After chatting on the phone for a few days, if she wanted to meet than we would decide where to meet in public for dinner or coffee. If the chemistry was right, then whatever happened after that was what ever we agreed on.

No rush, plenty of time!
Daized688

Apr 3 @ 2:02AM  
There really are no "set rules". Personally, I'm very intuitive and can usually tell right off the bat. As far as sex is concerned, if you guys click on the first date...what's wrong with fucking on the first date? You are two consenting adults right?
traveler007

Apr 3 @ 2:31AM  
If two people can't connect reasonably smoothly off line , then they shouldnt be on line
kingdongilingus

Apr 3 @ 2:42AM  
You know, that is a good question indeed. For me, I have talked to females (here and other sites) thru messenger or email only for 10 minutes or even less and met them that day or the next for "meatings".

But, that is just me, and I am a male ('nuff said). I worry about little, but as a female, the question becomes more difficult.

I am quite stern on making sure that someone knows where I am heading, and for you, it would be a definite must. Hell, take someone with you! After all, there are no rules to this stuff, only the ones you make.

Go by your gut instinct, if it feels bad, pass the guy up. Even if you are wrong, remember it only takes once to end up getting messed up (though with all the females I have ever met, only one I met with said she had a guy that was slightly out of whack).

Just take every precaution imaginable. While I consider "meet and greets" a waste of my time, that does not mean on YOUR end they are not a most EXCELLENT idea. The whole public place meetings prior to the other "meatings" will quickly weed out what you don't want as well, especially during the daytime. (Works with women too)

Also remember a little trick of having someone call you during the "meat". Excellent way to make sure the other person understands you are in touch during the whole thing. Never bothered me any at all.

My suggestion is chat, email, then work up to phone, public meetings and then actual "meatings". Just follow the same routine every time, because it can save you some serious pain later on.

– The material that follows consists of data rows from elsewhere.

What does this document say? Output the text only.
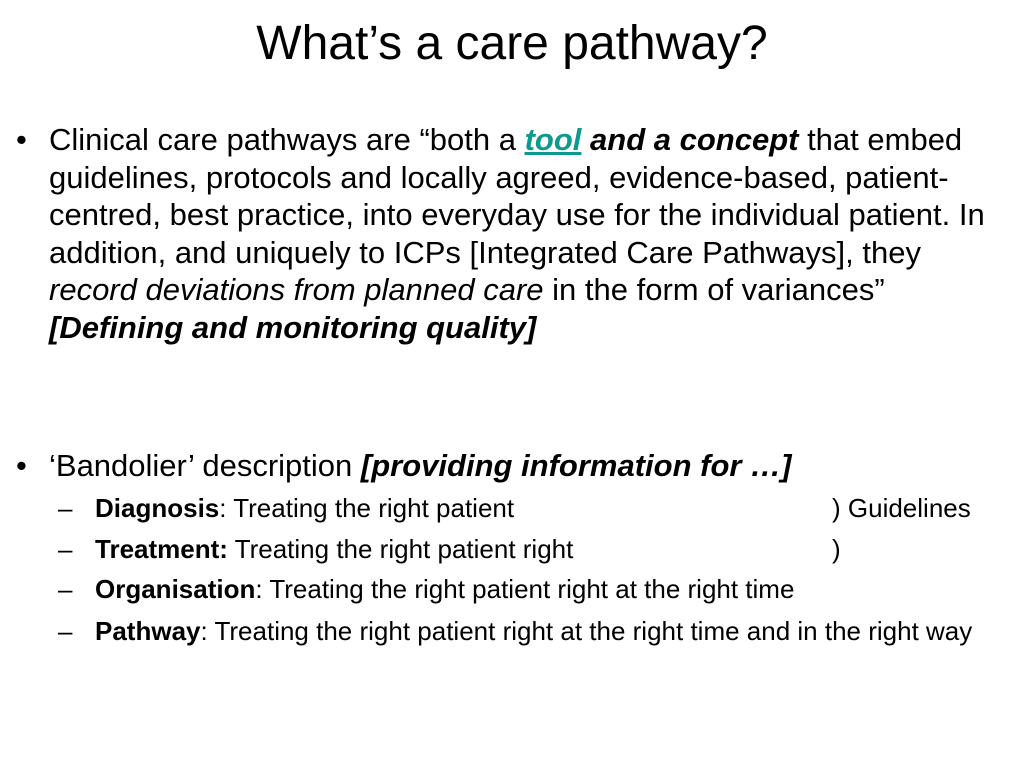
What’s a care pathway?
• Clinical care pathways are “both a tool and a concept that embed guidelines, protocols and locally agreed, evidence-based, patient-centred, best practice, into everyday use for the individual patient. In addition, and uniquely to ICPs [Integrated Care Pathways], they record deviations from planned care in the form of variances” [Defining and monitoring quality]
• ‘Bandolier’ description [providing information for …]
– Diagnosis: Treating the right patient	) Guidelines
– Treatment: Treating the right patient right	)
– Organisation: Treating the right patient right at the right time
– Pathway: Treating the right patient right at the right time and in the right way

The only downside to that approach is that on MY end (and consequently, many of the guys I know) won't wait that long, they will move on, more fish in the pond, etc. Depends on what YOU want and how YOU want to do it.

As time goes on, you will get the hang of it, and be able to know VERY quickly whether someone is for you or not. But remember if you make the dog jump through hoops, sometimes the dog will run away to the neighbors and hump their leg instead knowing they can get it done this week and not next.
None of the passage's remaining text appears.